1 Eyl 2010

duygu seli diye buna derim

''istanbulda sonbahaaaaar'' diye yazıma giriş yapmak isterdim ama teomanı sevmem.o zaman sadece havalar pek güzel diyorum.mis vallahi.tam filmlik.

bizim haberlerimiz ne kadar aptal ne kadar gereksiz yahu? manşet şu '' adam 5. kattan düştü ama burnu bile kanamadı'' eee yani? ben de 50 kere 100 kere ağaçtan bisikletten düşmüşümdür hem de hiç bi yerimi kırmadan,yaralamadan (yaraladığım zamanlarda oldu elbet) şimdi ben gidip bununla reklam yapıyomuyum? hayır (evet)

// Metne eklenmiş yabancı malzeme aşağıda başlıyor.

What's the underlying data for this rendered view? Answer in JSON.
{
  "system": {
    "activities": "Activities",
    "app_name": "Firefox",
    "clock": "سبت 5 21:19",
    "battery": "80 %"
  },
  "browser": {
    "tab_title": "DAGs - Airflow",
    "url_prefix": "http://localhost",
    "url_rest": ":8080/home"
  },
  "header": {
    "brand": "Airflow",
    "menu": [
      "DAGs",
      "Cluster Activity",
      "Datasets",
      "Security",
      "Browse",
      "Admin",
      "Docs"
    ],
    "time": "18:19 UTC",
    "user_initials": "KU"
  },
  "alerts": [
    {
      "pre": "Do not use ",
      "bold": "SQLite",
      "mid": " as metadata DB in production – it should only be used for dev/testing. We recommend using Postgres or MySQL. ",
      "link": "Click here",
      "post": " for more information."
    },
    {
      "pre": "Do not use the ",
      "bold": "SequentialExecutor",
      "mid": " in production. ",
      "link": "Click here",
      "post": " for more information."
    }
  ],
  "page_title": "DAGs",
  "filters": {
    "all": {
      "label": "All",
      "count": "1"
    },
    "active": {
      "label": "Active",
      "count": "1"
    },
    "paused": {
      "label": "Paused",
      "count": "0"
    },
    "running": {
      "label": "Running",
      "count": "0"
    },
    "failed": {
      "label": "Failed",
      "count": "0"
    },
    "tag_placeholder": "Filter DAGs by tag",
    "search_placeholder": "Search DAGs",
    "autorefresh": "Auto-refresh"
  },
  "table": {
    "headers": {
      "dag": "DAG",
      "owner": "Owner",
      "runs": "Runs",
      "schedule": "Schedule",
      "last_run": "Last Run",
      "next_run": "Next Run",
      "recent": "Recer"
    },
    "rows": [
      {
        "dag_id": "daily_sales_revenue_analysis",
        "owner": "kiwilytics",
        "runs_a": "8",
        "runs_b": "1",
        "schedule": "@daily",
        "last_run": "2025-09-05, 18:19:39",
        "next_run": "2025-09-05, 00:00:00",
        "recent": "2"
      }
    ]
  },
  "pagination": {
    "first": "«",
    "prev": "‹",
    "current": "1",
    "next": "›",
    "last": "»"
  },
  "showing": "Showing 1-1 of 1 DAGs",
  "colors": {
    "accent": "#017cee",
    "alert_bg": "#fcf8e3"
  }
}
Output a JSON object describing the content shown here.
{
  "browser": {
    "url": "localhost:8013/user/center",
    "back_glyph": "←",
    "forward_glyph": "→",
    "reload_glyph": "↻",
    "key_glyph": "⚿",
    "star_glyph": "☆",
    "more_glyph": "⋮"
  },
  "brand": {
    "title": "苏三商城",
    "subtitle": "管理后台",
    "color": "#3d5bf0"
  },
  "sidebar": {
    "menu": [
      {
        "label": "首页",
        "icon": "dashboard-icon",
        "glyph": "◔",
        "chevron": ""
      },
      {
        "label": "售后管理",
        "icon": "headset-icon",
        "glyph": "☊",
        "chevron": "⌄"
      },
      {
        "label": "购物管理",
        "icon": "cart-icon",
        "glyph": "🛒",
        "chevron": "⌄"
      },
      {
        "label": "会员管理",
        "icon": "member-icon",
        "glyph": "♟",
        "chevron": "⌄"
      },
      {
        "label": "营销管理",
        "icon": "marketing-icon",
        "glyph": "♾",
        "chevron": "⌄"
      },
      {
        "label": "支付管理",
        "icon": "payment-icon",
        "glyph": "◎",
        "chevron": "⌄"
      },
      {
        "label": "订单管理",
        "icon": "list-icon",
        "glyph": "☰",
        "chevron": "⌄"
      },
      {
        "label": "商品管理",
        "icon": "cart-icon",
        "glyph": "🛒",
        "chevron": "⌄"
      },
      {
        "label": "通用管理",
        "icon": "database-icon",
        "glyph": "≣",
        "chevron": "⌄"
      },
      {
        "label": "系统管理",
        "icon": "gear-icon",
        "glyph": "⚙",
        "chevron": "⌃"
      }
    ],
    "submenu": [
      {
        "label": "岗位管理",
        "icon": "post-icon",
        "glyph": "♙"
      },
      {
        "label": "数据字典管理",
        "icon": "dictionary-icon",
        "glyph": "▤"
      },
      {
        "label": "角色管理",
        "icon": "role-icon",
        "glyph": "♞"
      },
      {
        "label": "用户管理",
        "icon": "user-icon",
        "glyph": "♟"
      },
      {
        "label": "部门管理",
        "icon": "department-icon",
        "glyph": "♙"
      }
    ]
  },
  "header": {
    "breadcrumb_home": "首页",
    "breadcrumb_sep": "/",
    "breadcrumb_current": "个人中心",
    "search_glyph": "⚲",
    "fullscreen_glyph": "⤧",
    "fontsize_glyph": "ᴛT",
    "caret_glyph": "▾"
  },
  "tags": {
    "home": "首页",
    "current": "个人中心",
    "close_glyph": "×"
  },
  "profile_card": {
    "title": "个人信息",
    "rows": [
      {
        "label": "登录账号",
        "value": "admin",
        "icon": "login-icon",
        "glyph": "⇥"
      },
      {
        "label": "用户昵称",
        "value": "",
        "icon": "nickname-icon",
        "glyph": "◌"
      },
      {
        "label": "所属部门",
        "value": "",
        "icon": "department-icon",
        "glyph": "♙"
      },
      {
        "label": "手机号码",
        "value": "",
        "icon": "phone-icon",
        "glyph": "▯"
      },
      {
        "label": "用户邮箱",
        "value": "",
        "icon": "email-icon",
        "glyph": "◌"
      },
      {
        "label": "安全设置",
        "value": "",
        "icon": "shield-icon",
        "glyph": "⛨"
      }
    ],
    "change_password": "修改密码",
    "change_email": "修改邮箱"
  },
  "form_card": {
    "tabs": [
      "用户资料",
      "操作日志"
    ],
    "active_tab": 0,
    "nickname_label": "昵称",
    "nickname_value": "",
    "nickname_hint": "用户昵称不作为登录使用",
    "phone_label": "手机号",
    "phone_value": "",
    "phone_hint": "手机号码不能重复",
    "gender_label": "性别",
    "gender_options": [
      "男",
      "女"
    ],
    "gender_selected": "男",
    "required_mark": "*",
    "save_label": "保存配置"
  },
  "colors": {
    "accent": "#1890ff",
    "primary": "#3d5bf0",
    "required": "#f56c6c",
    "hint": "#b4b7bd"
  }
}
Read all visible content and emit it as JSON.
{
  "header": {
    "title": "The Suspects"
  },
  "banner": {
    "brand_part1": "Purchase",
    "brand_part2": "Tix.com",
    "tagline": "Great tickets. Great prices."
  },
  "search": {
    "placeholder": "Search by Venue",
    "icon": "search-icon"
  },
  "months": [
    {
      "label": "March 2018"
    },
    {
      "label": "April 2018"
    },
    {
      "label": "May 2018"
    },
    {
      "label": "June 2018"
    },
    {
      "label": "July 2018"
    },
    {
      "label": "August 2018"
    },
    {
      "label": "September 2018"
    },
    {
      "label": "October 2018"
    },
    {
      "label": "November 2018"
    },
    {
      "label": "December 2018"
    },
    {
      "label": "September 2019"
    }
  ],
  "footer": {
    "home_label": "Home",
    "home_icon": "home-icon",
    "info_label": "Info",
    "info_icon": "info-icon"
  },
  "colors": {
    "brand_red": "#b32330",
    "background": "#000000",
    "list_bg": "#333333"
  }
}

yaklaşık 1 ay önce topal bir kedinin doğumunu izledim,oysa biz o kedinin alıcısı olmaz,evde kalır diye düşünmüştük hep ama görüyoruz ki herkesin bir alıcısı var.neyse doğum çok garip,hayvan tam doguracağı anda kalkıp eğiliyo sonrada o bebe kedi 'culuk' diye düşüyo(sıçar gibi yani) anne kedi göbek bağını dişleriyle koparıyor en son da ise o spagetti görünümlü plasentasını yiyo (evet,iğrenç) kedi de doğurur doğurmaz evin prensesi oldu,köfteler,tavuklar,loğusalık durumundan yararlanıp oraya buraya işemeler falan.oh mis.
şimdi can sıkıcı bir kaç şey yazacağım.teyzemlerin köpeği vardı benimle yaşıttı(17'yiz,ergenlik fora yani) e bi köpeğin yaşayacağı maximum hayatı yaşamıştı hem de en iyisini.yani kaç kişi köpeğine almanyadan çıkolatalar getirir ki? ya da size hiç almanyadan çıkolata getirildi mi ki? neyse en son gördüğümüzde gerçekten kötüydü hayvan,veterinere götürdük böbrek çalışmıyor dedi.yani üre direk kanda dolaşıyormuş.ilk gün serum,vitamin verildi.ertesi gün ise daha kötü olunca o büyük karar alındı.ötenazi aslında en doğru karardı ama o kararı vermek zordu özellikle teyzem için.en son götürücez veterinere vedalaşma vakti o koskoca adam(eniştem) ağlıyo,teyzem 'güzel kızım,yavrum,evladım,görüşürüz' diyerek çocugunu okşuyo.ben ise o sahnede ne yapacagını bilemeyip etrafta aval aval dolanıyorum,mümkün oldugunca uzakta.teyzem zaten veterinere gelmedi bile.biz cocuklar olarak gittik bir de dünyanın en sevimli/iyi insanı olan yengeciğim.o ve ben durucaktık yanında gizmonun çünkü hayvanlar bu durumda hissediyormuş,son olarak karşısında ağlamayan biri görsün istedik.abim ilk çık sen,izleme dedi.kendi de dayanamadı ama.o küçük tüy yumağı benim de dostumdu.yalnız bırakmak öküzlük olur dedim.iğneden önce sevdim görüşürüz cetlek göz dedim.sonrasını ise yazmayıp gidiyorum.yazamıyorum da zaten.tosun abim iki de bir gelip kalk salata yap,hadi sofrayı hazırla diyip duruyor.eh insan mideden başka bir şey düşünmeyince! bak duygu seli yaşadım.yazıya başlarken mutluydum gizmo da üzüldüm şimdi ise sinirliyim.kaos vallahi.maşallah diyim.evcil hayvanı olan insanlardan özür diliyorum,özellikle hayrişim senden özür diliyorum ama bunu en azından bir kişiye anlatmam gerekti çünkü o durumda hiç ağlamadan gaddar odun gibi durmak pek kolay değildi.evet hayat budur a canlar.